Forty-six seemed to be the ranking number most closely associated with Hawai’i as the overall tobacco cost per smoker ranked number 46 throughout the nation, at $185,972. While, other costs brought on by smoking and exposure to secondhand smoke were also ranked 46. Income loss per smoker was also took the ranking 46, with a loss of $270,537 per smoker.
Health care costs for smokers in Hawai’i were slightly lower than the other state findings, ranked at 40 with health costs per smoker at $185,972.
The calculations for the study were conducted on the assumption of adult smokers, smoking one pack of cigarettes per day begin at the age of 18, and who continued to smoke for the next 51 years, taking into account that 69 is the average age at which a smoker dies.

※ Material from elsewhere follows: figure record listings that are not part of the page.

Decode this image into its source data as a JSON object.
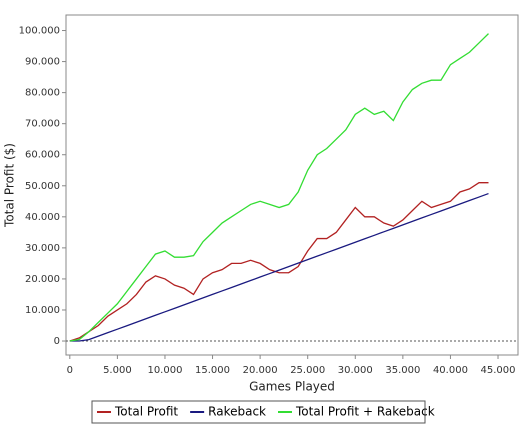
{
  "chart_data": {
    "type": "line",
    "x_label": "Games Played",
    "y_label": "Total Profit ($)",
    "x": [
      0,
      1000,
      2000,
      3000,
      4000,
      5000,
      6000,
      7000,
      8000,
      9000,
      10000,
      11000,
      12000,
      13000,
      14000,
      15000,
      16000,
      17000,
      18000,
      19000,
      20000,
      21000,
      22000,
      23000,
      24000,
      25000,
      26000,
      27000,
      28000,
      29000,
      30000,
      31000,
      32000,
      33000,
      34000,
      35000,
      36000,
      37000,
      38000,
      39000,
      40000,
      41000,
      42000,
      43000,
      44000
    ],
    "series": [
      {
        "name": "Total Profit",
        "color": "#b22222",
        "values": [
          0,
          1000,
          3000,
          5000,
          8000,
          10000,
          12000,
          15000,
          19000,
          21000,
          20000,
          18000,
          17000,
          15000,
          20000,
          22000,
          23000,
          25000,
          25000,
          26000,
          25000,
          23000,
          22000,
          22000,
          24000,
          29000,
          33000,
          33000,
          35000,
          39000,
          43000,
          40000,
          40000,
          38000,
          37000,
          39000,
          42000,
          45000,
          43000,
          44000,
          45000,
          48000,
          49000,
          51000,
          51000
        ]
      },
      {
        "name": "Rakeback",
        "color": "#1a1a80",
        "values": [
          0,
          0,
          450,
          1570,
          2690,
          3810,
          4930,
          6050,
          7170,
          8290,
          9410,
          10530,
          11650,
          12770,
          13890,
          15010,
          16130,
          17250,
          18370,
          19490,
          20610,
          21730,
          22850,
          23970,
          25090,
          26210,
          27330,
          28450,
          29570,
          30690,
          31810,
          32930,
          34050,
          35170,
          36290,
          37410,
          38530,
          39650,
          40770,
          41890,
          43010,
          44130,
          45250,
          46370,
          47490
        ]
      },
      {
        "name": "Total Profit + Rakeback",
        "color": "#33dd33",
        "values": [
          0,
          500,
          3000,
          6000,
          9000,
          12000,
          16000,
          20000,
          24000,
          28000,
          29000,
          27000,
          27000,
          27500,
          32000,
          35000,
          38000,
          40000,
          42000,
          44000,
          45000,
          44000,
          43000,
          44000,
          48000,
          55000,
          60000,
          62000,
          65000,
          68000,
          73000,
          75000,
          73000,
          74000,
          71000,
          77000,
          81000,
          83000,
          84000,
          84000,
          89000,
          91000,
          93000,
          96000,
          99000
        ]
      }
    ],
    "xlim": [
      -400,
      47100
    ],
    "ylim": [
      -4500,
      105000
    ],
    "xticks": [
      0,
      {
        "value": 5000,
        "label": "5.000"
      },
      {
        "value": 10000,
        "label": "10.000"
      },
      {
        "value": 15000,
        "label": "15.000"
      },
      {
        "value": 20000,
        "label": "20.000"
      },
      {
        "value": 25000,
        "label": "25.000"
      },
      {
        "value": 30000,
        "label": "30.000"
      },
      {
        "value": 35000,
        "label": "35.000"
      },
      {
        "value": 40000,
        "label": "40.000"
      },
      {
        "value": 45000,
        "label": "45.000"
      }
    ],
    "yticks": [
      0,
      {
        "value": 10000,
        "label": "10.000"
      },
      {
        "value": 20000,
        "label": "20.000"
      },
      {
        "value": 30000,
        "label": "30.000"
      },
      {
        "value": 40000,
        "label": "40.000"
      },
      {
        "value": 50000,
        "label": "50.000"
      },
      {
        "value": 60000,
        "label": "60.000"
      },
      {
        "value": 70000,
        "label": "70.000"
      },
      {
        "value": 80000,
        "label": "80.000"
      },
      {
        "value": 90000,
        "label": "90.000"
      },
      {
        "value": 100000,
        "label": "100.000"
      }
    ],
    "legend": "bottom"
  }
}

According to the study 20 million lives have been claimed in the United States from smoking-related illnesses since 1964. Of the 20 million deaths, 2.5 million belonged to nonsmokers who developed diseases from secondhand-smoke exposure. Tabacco use also accounts for 443,000 premature death that occur in the U.S. every year.
In addition, the American Lung Association states that men who smoke are 23 times more likely to develop lung cancer, while women are 13 times more likely to do so than their non-smoking peers.
More than $301 billion is spent per year in the U.S. on smoking-related issues, a number that continues to rise. WalletHub breaks down the numbers in their study stating that the $301 billion total includes, $116.4 billion in direct health care costs, $67.5 billion in workplace productivity losses and $117.1 billion in early deaths related to smoking.
“The most effective interventions have involved a two-prong approach: increasing cessation support and education, while at the same time limiting access by increasing cost decreasing smoking locations,” according to Irina Ellison, Associate Professor of Biology & Health Promotions at St. Francis College.